We are all the same and yet so very different

And that is what makes us human.

Our project is meant to make you feel a bit uncomfortable, perhaps even offended. We chase, aspire to be unique and different, but we all end up being almost exactly identical. Identical. From the late 16th century, from medieval Latin identicus, from late Latin identitas (see identity). Identity. How can we create our identity in a world where we are identical? It is in what we share that makes us different.

My fashion is art. My food is art. My sport is art. My home is art. We find art in each of the things that we do and it is this definition and this perspective that makes us unique. Everyone either put on their glasses, ate their food, threw their ball, or took out their keys.

Yet no two people in the video wore the same shoes or threw the same ball.

In these small differences among these sweeping similarities, we find humanity. We find humanity in the art of life.

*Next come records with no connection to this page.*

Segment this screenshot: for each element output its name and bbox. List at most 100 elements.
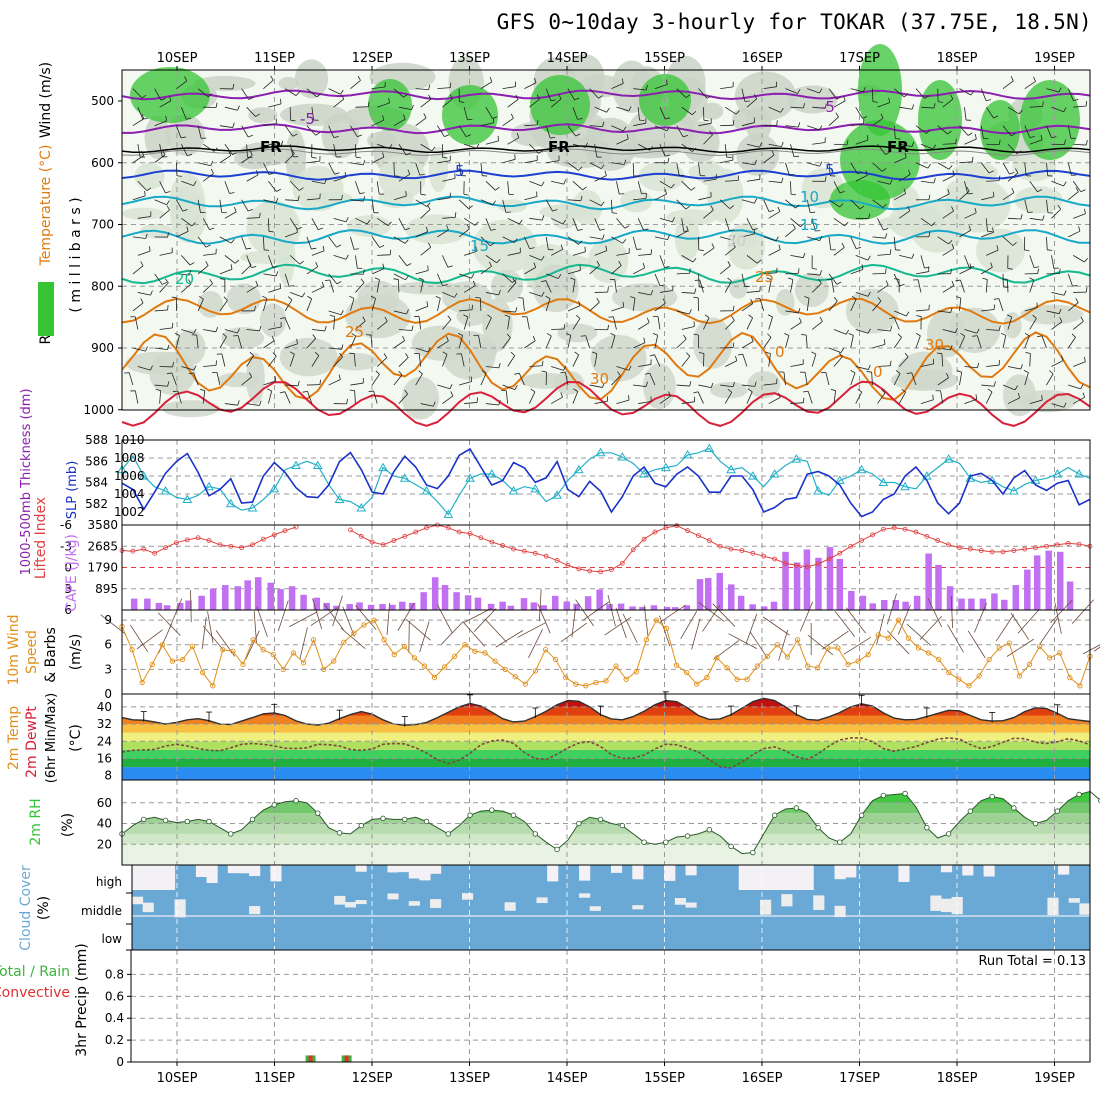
wind-barb (785, 125, 799, 128)
wind-barb (137, 292, 151, 296)
rh-blob (946, 178, 982, 202)
wind-barb (680, 610, 698, 640)
wind-barb (193, 372, 199, 386)
wind-barb (942, 143, 956, 145)
y-tick-label: 0.2 (105, 1033, 124, 1047)
wind-barb-flag (866, 134, 869, 141)
wind-barb (567, 162, 579, 171)
wind-barb (964, 212, 977, 219)
wind-barb (746, 98, 758, 108)
wind-barb (485, 403, 499, 406)
ylabel-cape: CAPE (J/kg) (64, 534, 80, 612)
rh-blob (976, 228, 1025, 273)
rh-marker (402, 816, 408, 823)
wind-barb-flag (248, 208, 253, 212)
wind-barb (937, 347, 951, 351)
wind-barb-flag (729, 205, 734, 209)
wind-barb-flag (420, 193, 426, 196)
wind-barb-flag (1041, 395, 1043, 401)
wind-barb (393, 118, 406, 127)
wind-barb-flag (836, 281, 842, 285)
wind-barb-flag (988, 170, 994, 174)
wind-barb-flag (642, 262, 646, 268)
wind-barb-flag (167, 381, 170, 387)
wind-barb (1073, 255, 1085, 263)
wind-barb-flag (344, 171, 347, 178)
wind-barb-flag (207, 93, 213, 98)
wind-barb-flag (245, 247, 252, 250)
wind-barb (134, 390, 139, 404)
wind-barb (681, 356, 691, 367)
rh-marker (336, 830, 343, 836)
wind-barb (324, 603, 344, 630)
wind-barb (393, 195, 407, 201)
li-marker (750, 550, 756, 556)
y-tick-label: 40 (97, 817, 112, 831)
contour-label: 15 (800, 216, 819, 234)
rh-marker (315, 810, 321, 816)
wind-speed-marker (371, 617, 377, 623)
li-marker (217, 542, 223, 548)
wind-barb-flag (861, 264, 864, 270)
wind-barb (681, 326, 695, 330)
thickness-marker (160, 485, 171, 495)
wind-barb-flag (904, 93, 909, 98)
wind-barb (1002, 192, 1015, 201)
date-label-bottom: 14SEP (547, 1071, 588, 1086)
wind-barb (485, 140, 499, 145)
wind-barb (241, 155, 253, 164)
wind-barb (942, 175, 955, 182)
wind-barb (306, 198, 320, 201)
li-marker (478, 535, 484, 541)
wind-barb-flag (579, 265, 581, 271)
wind-barb (981, 384, 995, 387)
wind-barb-flag (932, 394, 934, 400)
wind-speed-marker (482, 650, 488, 656)
wind-barb (703, 178, 717, 182)
wind-barb-flag (604, 170, 607, 176)
wind-barb (572, 279, 576, 293)
wind-barb-flag (621, 78, 624, 84)
wind-barb-flag (867, 291, 871, 297)
wind-barb (284, 273, 290, 287)
wind-barb-flag (275, 197, 279, 203)
wind-barb-flag (927, 163, 931, 169)
wind-barb (518, 372, 525, 386)
wind-barb-flag (645, 85, 648, 91)
rh-blob (122, 207, 165, 220)
wind-barb-flag (219, 278, 225, 280)
wind-barb (197, 125, 202, 139)
wind-barb (594, 400, 608, 404)
wind-barb (132, 265, 144, 275)
wind-barb-flag (427, 205, 431, 210)
wind-barb-flag (311, 156, 317, 159)
wind-barb (132, 118, 145, 127)
cloud-gap-mid (632, 905, 644, 910)
wind-barb (290, 292, 303, 298)
wind-barb-flag (664, 189, 667, 195)
wind-barb (137, 250, 151, 256)
wind-barb (376, 357, 387, 367)
wind-barb-flag (1014, 385, 1019, 391)
wind-barb (1029, 105, 1043, 108)
wind-barb-flag (247, 134, 253, 138)
wind-barb-flag (916, 315, 922, 317)
wind-barb (284, 391, 291, 404)
wind-barb-flag (686, 352, 691, 357)
thickness-marker (443, 509, 454, 518)
wind-barb (462, 607, 492, 624)
li-marker (815, 561, 821, 567)
wind-barb (746, 255, 758, 264)
wind-barb-flag (199, 388, 205, 392)
wind-barb (703, 134, 713, 145)
wind-barb (329, 279, 335, 293)
wind-barb-flag (1071, 333, 1076, 338)
wind-barb-flag (145, 233, 148, 239)
wind-barb-flag (1023, 370, 1029, 373)
cloud-gap-high (398, 865, 410, 873)
wind-speed-marker (502, 666, 508, 673)
wind-barb-flag (928, 194, 931, 200)
wind-barb-flag (249, 150, 253, 156)
wind-barb (377, 254, 391, 256)
wind-barb (551, 217, 564, 225)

We find art in experience and in identity. And the circle continues. We are all different but also the same. Are you offended yet?

Does our identity lie in the glasses we wear, created by some other person we have never met? Does our identity lie with the food we consume created by someone else? Does our identity lie in the sport we play created by the James Naismiths of the world? Does our identity lie in the home of the people we must make time to see? Are you offended yet?

Some version of you existed some time ago. Another version of you will exist in the future. We will overcome problems that have already been solved and others will come to the same solutions another day in the future, as though everything you did never truly mattered in the first place. And that is why history repeats itself. Are you offended yet?

Another version of our project existed some time ago. A project on “home.” Now, the context is different and the message is unique. Do they have a right to coexist?

And so the only thing left to do is to march on to the drum of life, living in false hope and a false reality of believing that we can actually create something new and something different even though we cannot. Are you offended yet?

2 Comments

  1. janavedano05

    I found the video project to be really interesting and well put-together. The editing was great, and the sequence of videos captured the theme well. The most interesting thing to me was actually in the manifesto, the idea that history will always repeat itself. I think that’s an important realization because as much as we do pass on knowledge from generation to generation, we can’t pass on personal experiences in the same, effective way. We can tell people about historical events and the consequences, but we can’t tell future generations about personal experiences because everyone’s circumstances are different, and one solution may not work for the next generation as well as it did for the first. We end up circling back and solving the same problems until we have grown and matured, and begin to handle much bigger issues, which is when we need to pay close attention to history.

  2. elliegillis

    Your video is very well edited and thought out. I like how cohesive it is with your manifesto, where everything flows together and shows how one idea leads to another and connects all of us through our art and expressions. It was very cool to see how different everyone’s takes on art were, and how even when people shared similar ideas no two responses were exactly the same.